Thursday, 20 October 2011

THE QUESTION

the question is.. why?
i am replaying those crucial times in my life when i actually convinced myself that perhaps this is what i had love to do for the rest of my life.. i am trying to find out where exactly did that glitch happen which thrust me into this one-heck-of-a-profession.. !!!
i am not complaining.. coz somewhere down the road i see those pretty framed photos of well doing doc girl doing a gr8 job, making it big at the industry.. but the path of getting there looks damn fuzzy.. now, who could tell me why??
perhaps its the gross embarrasment of finding myself to be 'not' that cool gal who is gonna be 'legendary' in medical mad house, that hit me hard on the face.. but i am not gonna give up.. oh no.. not me. coz i am no quitter and every time i was beaten up by the cruel reality, i hav bravely- yelled out aand kept out of trouble till the coast was clear, and then- stepped upto my stands and faced life courageously..
so all i want to ask them is... why not...??

:)

2 comments:

  1. Good job on the blog meenu'kutty'. Should I start with appologies for a late response on ur new venture. I can see how good a pitch it is.

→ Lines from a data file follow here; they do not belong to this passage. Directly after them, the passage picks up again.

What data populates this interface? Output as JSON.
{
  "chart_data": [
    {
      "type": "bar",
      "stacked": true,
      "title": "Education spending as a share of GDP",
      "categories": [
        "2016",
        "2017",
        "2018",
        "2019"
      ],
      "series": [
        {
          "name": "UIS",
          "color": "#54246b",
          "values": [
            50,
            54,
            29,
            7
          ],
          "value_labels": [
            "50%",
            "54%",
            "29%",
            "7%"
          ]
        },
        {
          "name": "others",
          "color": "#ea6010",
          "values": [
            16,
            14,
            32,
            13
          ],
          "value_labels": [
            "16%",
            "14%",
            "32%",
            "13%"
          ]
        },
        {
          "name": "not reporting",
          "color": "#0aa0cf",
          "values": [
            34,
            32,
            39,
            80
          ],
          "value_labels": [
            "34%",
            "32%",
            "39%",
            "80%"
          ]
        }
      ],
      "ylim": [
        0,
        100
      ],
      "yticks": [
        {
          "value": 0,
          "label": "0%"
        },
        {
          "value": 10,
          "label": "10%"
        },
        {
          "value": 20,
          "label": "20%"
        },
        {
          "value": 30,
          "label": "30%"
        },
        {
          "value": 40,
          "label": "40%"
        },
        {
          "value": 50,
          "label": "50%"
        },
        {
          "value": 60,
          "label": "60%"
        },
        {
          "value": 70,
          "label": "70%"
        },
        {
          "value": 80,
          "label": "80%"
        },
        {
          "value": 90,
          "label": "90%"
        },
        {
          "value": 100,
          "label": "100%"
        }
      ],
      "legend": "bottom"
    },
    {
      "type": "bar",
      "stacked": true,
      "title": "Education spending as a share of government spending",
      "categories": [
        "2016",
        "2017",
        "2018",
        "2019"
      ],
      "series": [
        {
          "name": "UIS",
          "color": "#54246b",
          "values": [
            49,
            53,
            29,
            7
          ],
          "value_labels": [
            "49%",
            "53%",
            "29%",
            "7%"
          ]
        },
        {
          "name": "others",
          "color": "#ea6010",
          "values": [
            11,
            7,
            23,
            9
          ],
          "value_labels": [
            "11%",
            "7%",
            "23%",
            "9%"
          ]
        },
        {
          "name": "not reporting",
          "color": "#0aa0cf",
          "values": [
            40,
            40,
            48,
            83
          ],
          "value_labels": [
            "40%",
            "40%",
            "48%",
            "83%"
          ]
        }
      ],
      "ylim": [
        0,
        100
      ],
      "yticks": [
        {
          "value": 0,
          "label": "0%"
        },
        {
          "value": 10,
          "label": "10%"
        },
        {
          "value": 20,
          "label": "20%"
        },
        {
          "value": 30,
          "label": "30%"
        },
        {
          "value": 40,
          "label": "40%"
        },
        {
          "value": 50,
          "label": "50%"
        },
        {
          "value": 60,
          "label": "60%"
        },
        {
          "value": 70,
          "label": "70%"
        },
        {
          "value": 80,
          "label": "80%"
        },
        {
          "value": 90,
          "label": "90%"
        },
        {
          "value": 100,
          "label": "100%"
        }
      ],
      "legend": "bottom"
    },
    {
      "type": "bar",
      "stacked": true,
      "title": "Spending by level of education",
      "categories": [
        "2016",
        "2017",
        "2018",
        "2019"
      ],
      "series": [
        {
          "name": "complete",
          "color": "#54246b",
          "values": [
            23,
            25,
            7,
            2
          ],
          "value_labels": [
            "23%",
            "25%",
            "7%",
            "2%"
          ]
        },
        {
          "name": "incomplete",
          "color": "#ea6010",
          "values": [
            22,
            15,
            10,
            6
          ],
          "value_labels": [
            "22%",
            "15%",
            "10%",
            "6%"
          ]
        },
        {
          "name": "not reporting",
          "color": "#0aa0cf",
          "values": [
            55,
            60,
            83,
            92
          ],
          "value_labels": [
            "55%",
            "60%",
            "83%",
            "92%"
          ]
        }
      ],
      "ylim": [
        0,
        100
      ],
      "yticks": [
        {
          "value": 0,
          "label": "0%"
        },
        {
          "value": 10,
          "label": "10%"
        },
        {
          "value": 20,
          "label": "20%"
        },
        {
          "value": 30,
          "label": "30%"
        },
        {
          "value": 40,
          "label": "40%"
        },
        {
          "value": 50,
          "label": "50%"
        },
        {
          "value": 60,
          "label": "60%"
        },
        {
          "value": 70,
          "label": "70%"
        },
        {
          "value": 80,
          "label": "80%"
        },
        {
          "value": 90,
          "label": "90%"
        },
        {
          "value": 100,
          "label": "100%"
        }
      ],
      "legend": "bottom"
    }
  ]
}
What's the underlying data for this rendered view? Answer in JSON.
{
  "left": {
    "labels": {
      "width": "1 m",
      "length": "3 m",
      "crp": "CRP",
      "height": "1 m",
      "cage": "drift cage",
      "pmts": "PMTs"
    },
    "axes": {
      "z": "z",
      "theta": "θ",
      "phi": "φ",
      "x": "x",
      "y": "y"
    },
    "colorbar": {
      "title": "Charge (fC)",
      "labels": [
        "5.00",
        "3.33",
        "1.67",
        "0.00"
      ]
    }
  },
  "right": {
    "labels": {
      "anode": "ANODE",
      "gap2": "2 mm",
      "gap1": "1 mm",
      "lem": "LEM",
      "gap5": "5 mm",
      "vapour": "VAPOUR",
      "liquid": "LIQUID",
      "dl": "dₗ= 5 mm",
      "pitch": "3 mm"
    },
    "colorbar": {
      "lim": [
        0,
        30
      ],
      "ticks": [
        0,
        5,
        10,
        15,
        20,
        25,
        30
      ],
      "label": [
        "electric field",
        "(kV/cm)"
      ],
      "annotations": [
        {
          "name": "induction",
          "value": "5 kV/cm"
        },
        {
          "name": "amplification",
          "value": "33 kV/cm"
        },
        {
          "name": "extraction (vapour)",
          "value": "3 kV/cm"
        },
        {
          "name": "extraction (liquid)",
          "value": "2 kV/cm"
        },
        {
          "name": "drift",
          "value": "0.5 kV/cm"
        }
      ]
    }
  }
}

    Commenting on the above post itself, as they say, it's foolish (and counter-productive) to constantly pursue pleasure as an end in itself. Happiness, they say, is a by-product of satisfying work. What we can do is "enjoy ourselves" by striving to appreciate the wonder of our life and times, including the inevitable setbacks.

    Bottom line is, u should enjoy what u're doing at any point in time.